VIVIAN, Thomas (1645-1716), of Trewan, Cornw.

Published in The History of Parliament: the House of Commons 1690-1715, ed. D. Hayton, E. Cruickshanks, S. Handley, 2002
Available from Boydell and Brewer



1695 - 1700

Family and Education

bap. 13 Nov. 1645, 1st s. of John Vivian of Trewan by Mary, da. of John Glanville of Kilsworthy, Devon; bro. of Francis† and John Vivian†.  educ. Exeter, Oxf. 1662; M. Temple 1662.  m. (1) lic. 26 Apr. 1665, Frances (d. 1707), da. of William Blathwayt of St.

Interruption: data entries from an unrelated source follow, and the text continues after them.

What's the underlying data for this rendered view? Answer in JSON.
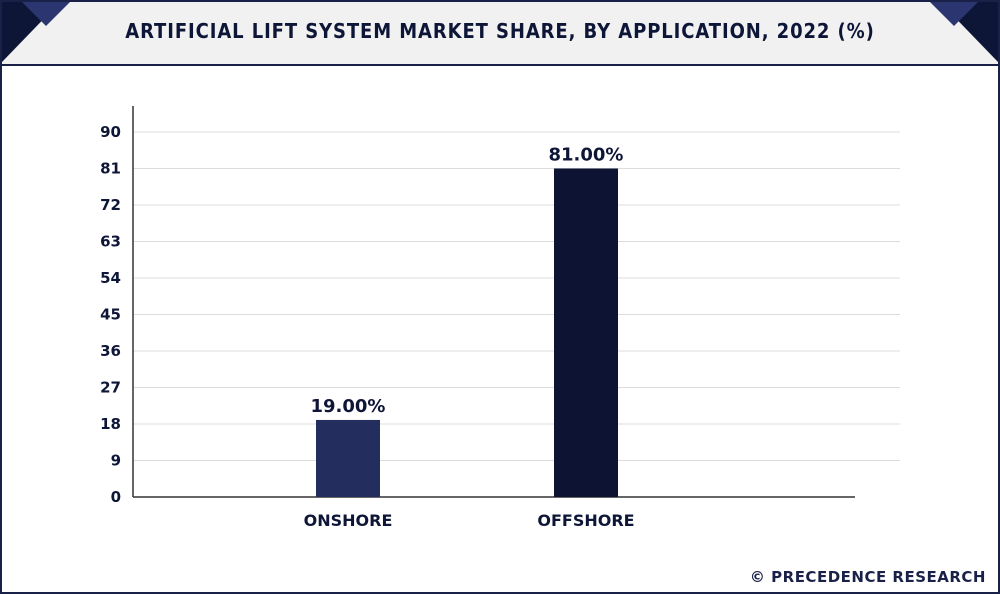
{
  "title": "ARTIFICIAL LIFT SYSTEM MARKET SHARE, BY APPLICATION, 2022 (%)",
  "footer": {
    "copyright": "© PRECEDENCE RESEARCH"
  },
  "colors": {
    "frame": "#1a2148",
    "onshore_bar": "#232d5e",
    "offshore_bar": "#0c1333",
    "text": "#0e1638",
    "grid": "#dcdcdc"
  },
  "chart_data": {
    "type": "bar",
    "categories": [
      "ONSHORE",
      "OFFSHORE"
    ],
    "values": [
      19,
      81
    ],
    "data_labels": [
      "19.00%",
      "81.00%"
    ],
    "bar_colors": [
      "#232d5e",
      "#0c1333"
    ],
    "yticks": [
      "0",
      "9",
      "18",
      "27",
      "36",
      "45",
      "54",
      "63",
      "72",
      "81",
      "90"
    ],
    "ylim": [
      0,
      90
    ],
    "grid": true,
    "xlabel": "",
    "ylabel": ""
  }
}
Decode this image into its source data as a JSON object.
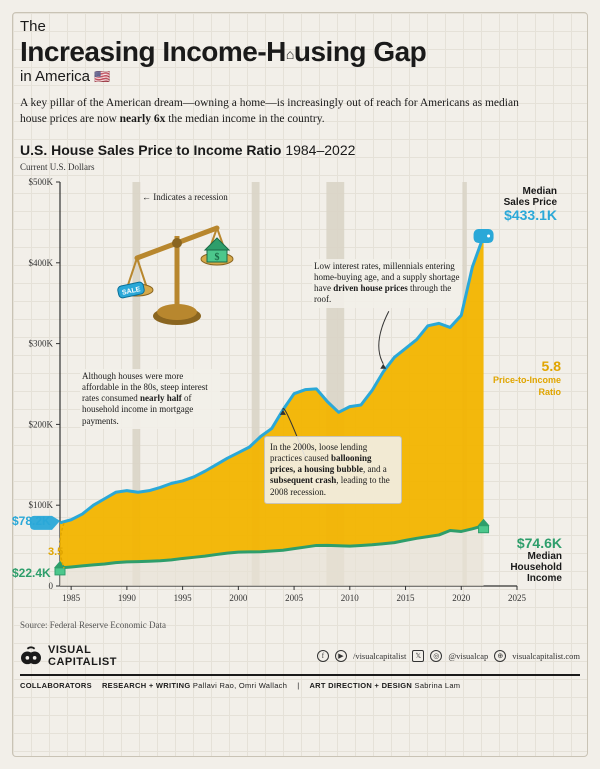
{
  "header": {
    "pretitle": "The",
    "title_html": "Increasing Income-H",
    "title_tail": "using Gap",
    "subtitle": "in America",
    "intro": "A key pillar of the American dream—owning a home—is increasingly out of reach for Americans as median house prices are now ",
    "intro_bold": "nearly 6x",
    "intro_tail": " the median income in the country."
  },
  "chart": {
    "title": "U.S. House Sales Price to Income Ratio ",
    "year_range": "1984–2022",
    "axis_note": "Current U.S. Dollars",
    "type": "area-line",
    "x_range": [
      1984,
      2025
    ],
    "xticks": [
      1985,
      1990,
      1995,
      2000,
      2005,
      2010,
      2015,
      2020,
      2025
    ],
    "y_range": [
      0,
      500
    ],
    "yticks": [
      0,
      100,
      200,
      300,
      400,
      500
    ],
    "ytick_prefix": "$",
    "ytick_suffix": "K",
    "recessions": [
      {
        "start": 1990.5,
        "end": 1991.2
      },
      {
        "start": 2001.2,
        "end": 2001.9
      },
      {
        "start": 2007.9,
        "end": 2009.5
      },
      {
        "start": 2020.1,
        "end": 2020.5
      }
    ],
    "recession_color": "#d9d4c7",
    "price_series_color": "#2aa8d8",
    "price_fill_color": "#f2b400",
    "income_series_color": "#2e9e6b",
    "income_fill_color": "#e8e3d5",
    "background_color": "#f2efe9",
    "line_width": 3,
    "price_data": [
      [
        1984,
        78.2
      ],
      [
        1985,
        82
      ],
      [
        1986,
        89
      ],
      [
        1987,
        100
      ],
      [
        1988,
        108
      ],
      [
        1989,
        116
      ],
      [
        1990,
        118
      ],
      [
        1991,
        116
      ],
      [
        1992,
        118
      ],
      [
        1993,
        122
      ],
      [
        1994,
        127
      ],
      [
        1995,
        130
      ],
      [
        1996,
        135
      ],
      [
        1997,
        142
      ],
      [
        1998,
        150
      ],
      [
        1999,
        158
      ],
      [
        2000,
        165
      ],
      [
        2001,
        172
      ],
      [
        2002,
        185
      ],
      [
        2003,
        195
      ],
      [
        2004,
        218
      ],
      [
        2005,
        238
      ],
      [
        2006,
        243
      ],
      [
        2007,
        244
      ],
      [
        2008,
        228
      ],
      [
        2009,
        215
      ],
      [
        2010,
        222
      ],
      [
        2011,
        224
      ],
      [
        2012,
        242
      ],
      [
        2013,
        265
      ],
      [
        2014,
        283
      ],
      [
        2015,
        294
      ],
      [
        2016,
        305
      ],
      [
        2017,
        322
      ],
      [
        2018,
        325
      ],
      [
        2019,
        320
      ],
      [
        2020,
        335
      ],
      [
        2021,
        395
      ],
      [
        2022,
        433.1
      ]
    ],
    "income_data": [
      [
        1984,
        22.4
      ],
      [
        1985,
        23.5
      ],
      [
        1986,
        24.9
      ],
      [
        1987,
        26.1
      ],
      [
        1988,
        27.2
      ],
      [
        1989,
        28.9
      ],
      [
        1990,
        29.9
      ],
      [
        1991,
        30.1
      ],
      [
        1992,
        30.6
      ],
      [
        1993,
        31.2
      ],
      [
        1994,
        32.3
      ],
      [
        1995,
        34.1
      ],
      [
        1996,
        35.5
      ],
      [
        1997,
        37.0
      ],
      [
        1998,
        38.9
      ],
      [
        1999,
        40.7
      ],
      [
        2000,
        41.9
      ],
      [
        2001,
        42.2
      ],
      [
        2002,
        42.4
      ],
      [
        2003,
        43.3
      ],
      [
        2004,
        44.3
      ],
      [
        2005,
        46.3
      ],
      [
        2006,
        48.2
      ],
      [
        2007,
        50.2
      ],
      [
        2008,
        50.3
      ],
      [
        2009,
        49.8
      ],
      [
        2010,
        49.3
      ],
      [
        2011,
        50.1
      ],
      [
        2012,
        51.0
      ],
      [
        2013,
        52.3
      ],
      [
        2014,
        53.7
      ],
      [
        2015,
        56.5
      ],
      [
        2016,
        59.0
      ],
      [
        2017,
        61.1
      ],
      [
        2018,
        63.2
      ],
      [
        2019,
        68.7
      ],
      [
        2020,
        67.5
      ],
      [
        2021,
        70.8
      ],
      [
        2022,
        74.6
      ]
    ],
    "start_labels": {
      "price": "$78.2K",
      "income": "$22.4K",
      "ratio": "3.5"
    },
    "end_labels": {
      "price_title": "Median\nSales Price",
      "price_value": "$433.1K",
      "ratio_value": "5.8",
      "ratio_title": "Price-to-Income\nRatio",
      "income_value": "$74.6K",
      "income_title": "Median\nHousehold Income"
    },
    "recession_legend": "← Indicates a recession",
    "annotations": {
      "a80s": "Although houses were more affordable in the 80s, steep interest rates consumed <b>nearly half</b> of household income in mortgage payments.",
      "a2000s": "In the 2000s, loose lending practices caused <b>ballooning prices, a housing bubble</b>, and a <b>subsequent crash</b>, leading to the 2008 recession.",
      "aRecent": "Low interest rates, millennials entering home-buying age, and a supply shortage have <b>driven house prices</b> through the roof."
    }
  },
  "source": "Source: Federal Reserve Economic Data",
  "footer": {
    "brand": "VISUAL CAPITALIST",
    "socials": {
      "yt": "/visualcapitalist",
      "ig": "@visualcap",
      "site": "visualcapitalist.com"
    },
    "collab_label": "COLLABORATORS",
    "research_label": "RESEARCH + WRITING",
    "research_names": "Pallavi Rao, Omri Wallach",
    "design_label": "ART DIRECTION + DESIGN",
    "design_names": "Sabrina Lam"
  }
}
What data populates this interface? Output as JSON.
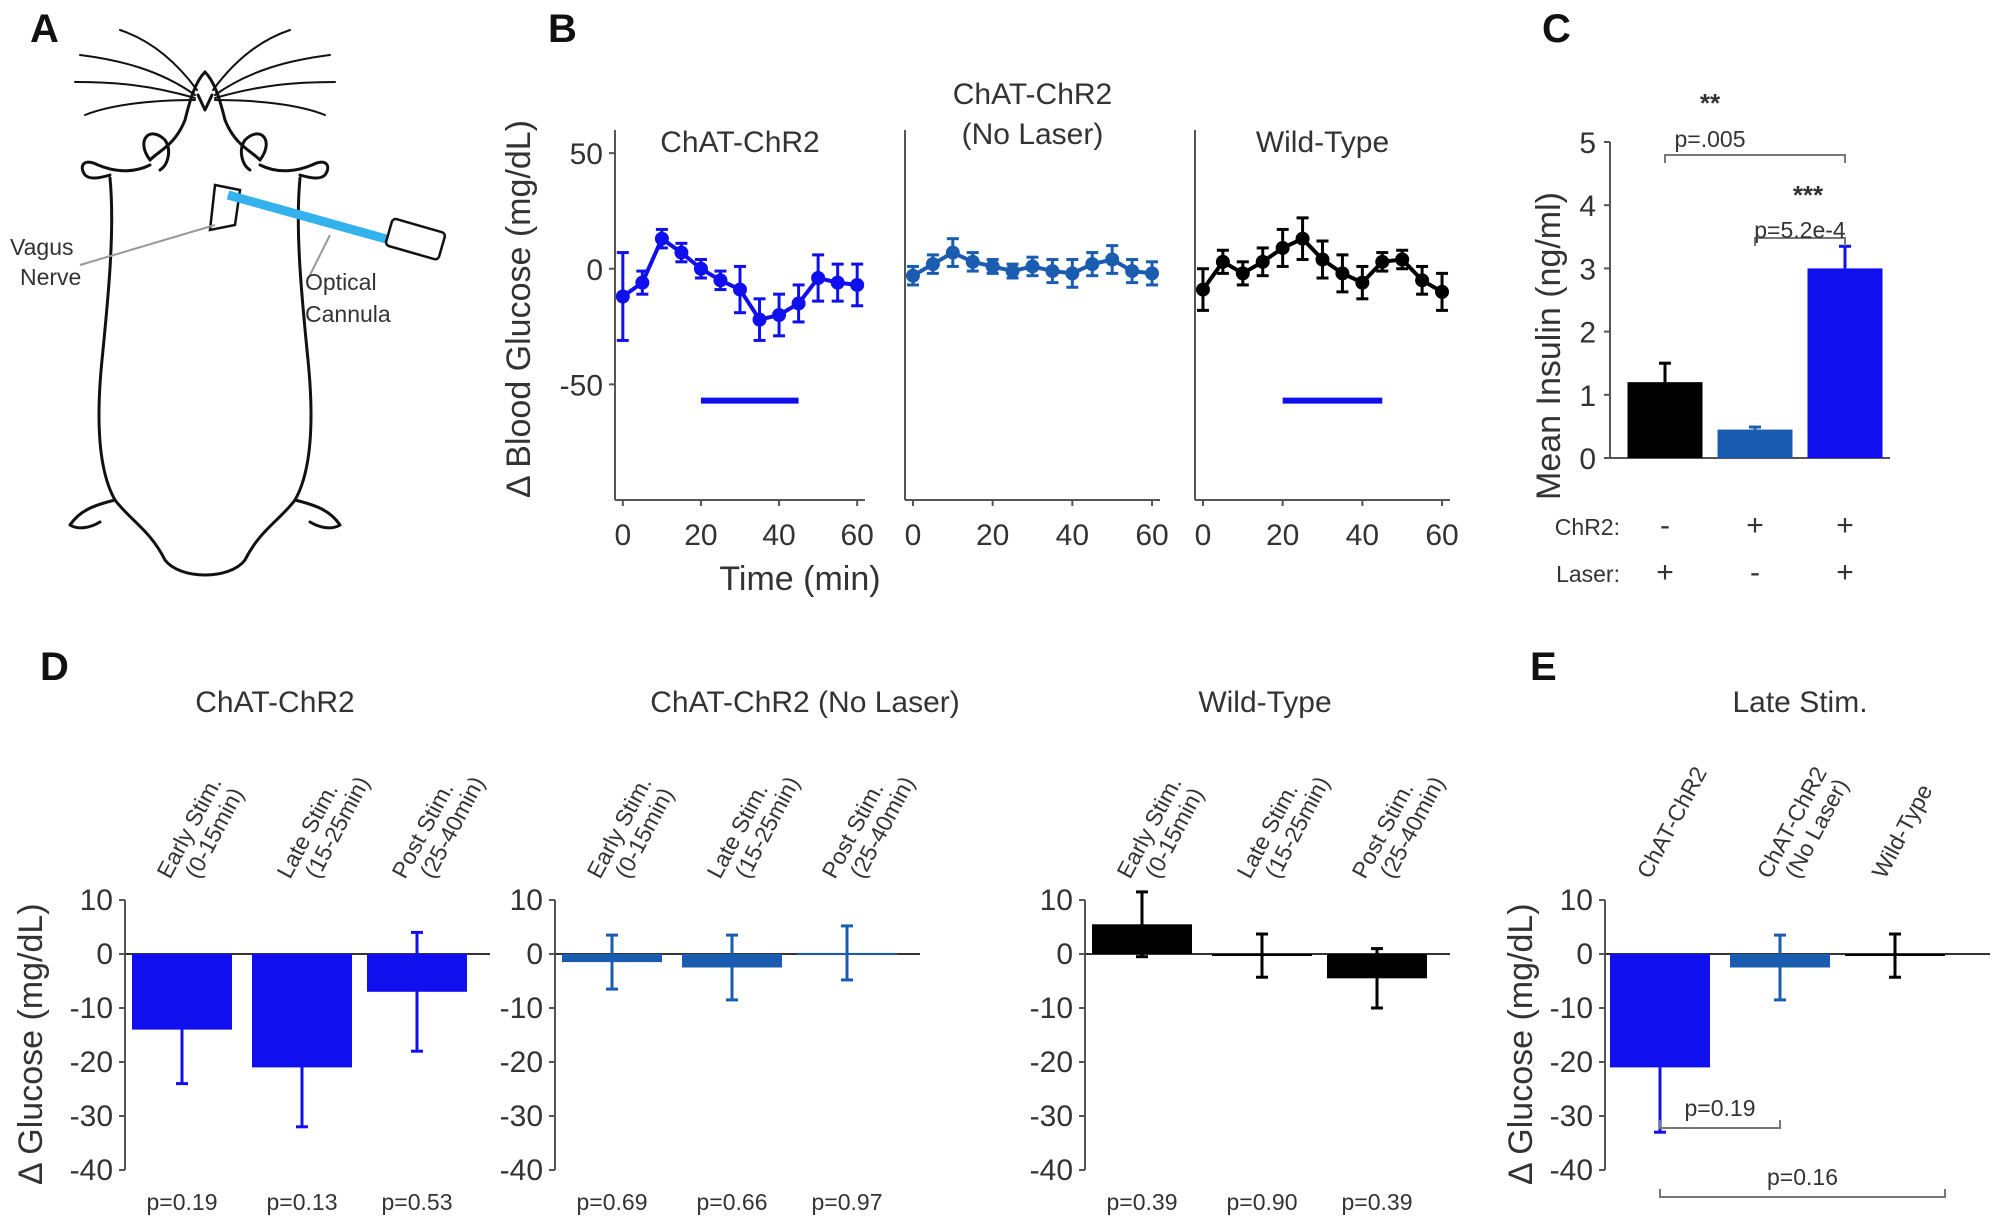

Martin-in-the-Fields, Westminster, sis. of William Blathwayt*, s.p.; (2) 8 June 1710, Sarah, da. of Thomas Dodson*, s.psuc. fa. 1696.1

Offices Held

Stannator, Penwith and Kirrier 1703; clerk comptroller of Bd. of Green Cloth 1689–bef. 1702.2


In January 1691 Vivian obtained a Household post, presumably through the influence of his brother-in-law and cousin William Blathwayt, the secretary at war. On 22 Dec. 1693 he and his father petitioned for leave to bring in a private bill to sell part of the family’s estates in order to pay his father’s debts, an Act being necessary since the next heirs, the children of his brother John Vivian, were minors. The bill passed into law. Returned for Fowey as well as for Mitchell in 1695, Vivian was forecast as likely to oppose the government in the divisions on 31 Jan. 1696 over the proposed council of trade. He signed the Association, but having been granted leave of absence on 20 Mar. his name was absent from the record of those voting soon afterwards on the price of guineas. He was also absent from the vote on Sir John Fenwick’s† attainder on 25 Nov. 1696. On 10 Feb. 1697, the Speaker acquainted the House ‘that he had received a letter from Mr Vivian, who is sick in the country’ opting to sit for Fowey rather than for Mitchell, whereupon a new writ was issued for the latter borough. Re-elected for Fowey in 1698, he was forecast as likely to oppose the standing army and was classed as a Court placeman in an analysis of September 1698. In 1700 he was listed as a follower of William Blathwayt. He was defeated at Fowey in February 1701 and sought no further opportunity to re-enter the House. Like Lord Lansdown (George Granville*), he lost money following the bankruptcy of John Lund the banker, and in December 1713 was one of the three assignees to whom Lund’s annuities were to be paid. He was buried at St. Columb Major, Cornwall, on 8 June 1716.3

Ref Volumes: 1690-1715

Authors: Eveline Cruickshanks / Stuart Handley


  • 1. Vivian, Vis. Cornw. 535–6; London Mar. Lic. ed. Foster, 1390.
  • 2. J. Tregoning, Stannary Laws, 118.
  • 3. Morrice ent’ring bk. 3, p. 103; CSP Dom. 1690–1, p. 337; Vivian, 535; Cal. Treas. Bks. xxvii. 460.